En el primer caso, cuando se decide que el parto sea vaginal, los médicos pueden emplear el fórceps o la ventosa obstétrica. Ambos instrumentos se utilizan para ayudar a la expulsión del bebé. Sólo pueden emplearse cuando la cabeza del feto ha descendido al canal del parto y si existen evidencias de sufrimiento fetal, es decir cuando ya no le llegan al bebé suficiente oxígeno ni nutrientes. Los fórceps son un instrumento en forma de tenazas que se colocan a ambos lados de la cabeza del bebé cuando las contracciones son demasiado débiles o se han parado, sirven para ayudar al mismo a descender por la pelvis de la madre. Se utilizan cuando el cuello del útero está completamente dilatado y la cabeza del feto se encuentra ya en el canal del parto. La ventosa obstétrica se utiliza como alternativa a los fórceps. Consiste en una copa blanda unida a un sistema de tracción el cual, al producir el vacío, hace posible hacer avanzar la cabeza del bebé a través del canal del parto. Ambos instrumentos, como hemos dicho, se utilizan cuando es necesaria la rápida expulsión del bebé y ésta se ve dificultada por la ausencia o debilidad de las contracciones. Es el caso que antes hemos denominado “parto frío”, donde las contracciones se vuelven inexistentes o muy débiles. Muchos médicos intentan evitar el uso de fórceps y ventosas porque, en algunos casos, pueden ocasionar daños en el bebé.

Cuando hay sufrimiento fetal, el parto se prolonga demasiado sin progresar o cuando el bebé no está bien colocado, los médicos a menudo deciden hacer una cesárea, la cual es más ventajosa para el bebé.

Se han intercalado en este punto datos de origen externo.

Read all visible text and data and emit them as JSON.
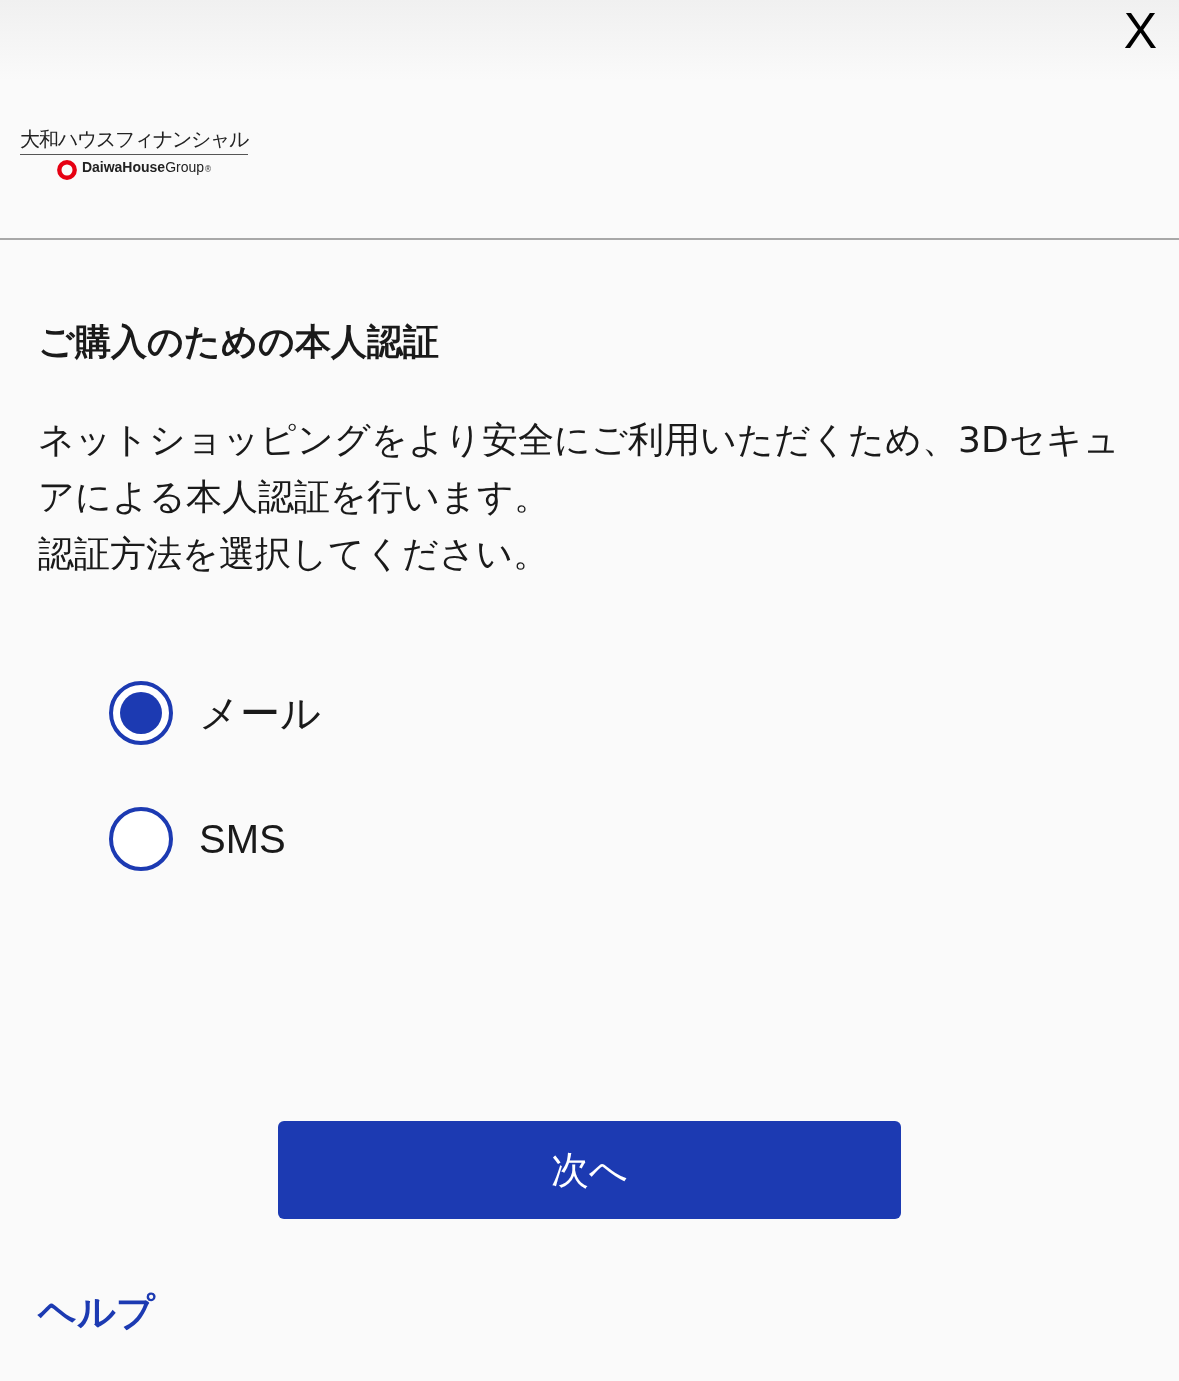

Hemos descrito el caso en el que las contracciones se detienen en la fase expulsiva del parto, lo cual da lugar a la necesidad de intervenir. Sin embargo, cuando las contracciones se detienen súbitamente en la primera fase del parto, y no en la expulsiva, no es necesario intervenir, sino, simplemente esperar a que vuelvan.

¿Por qué se pueden parar las contracciones? Por varios motivos: una situación que provoque miedo o ansiedad en la madre hace que ella segregue adrenalina, esta hormona bloquea las contracciones. Por otro lado, éstas pueden hacerse más débiles en el caso de que la cabeza del bebé sea más grande que la pelvis de la madre o cuando el útero agota su capacidad para contraerse en los casos en los que el parto es demasiado prolongado.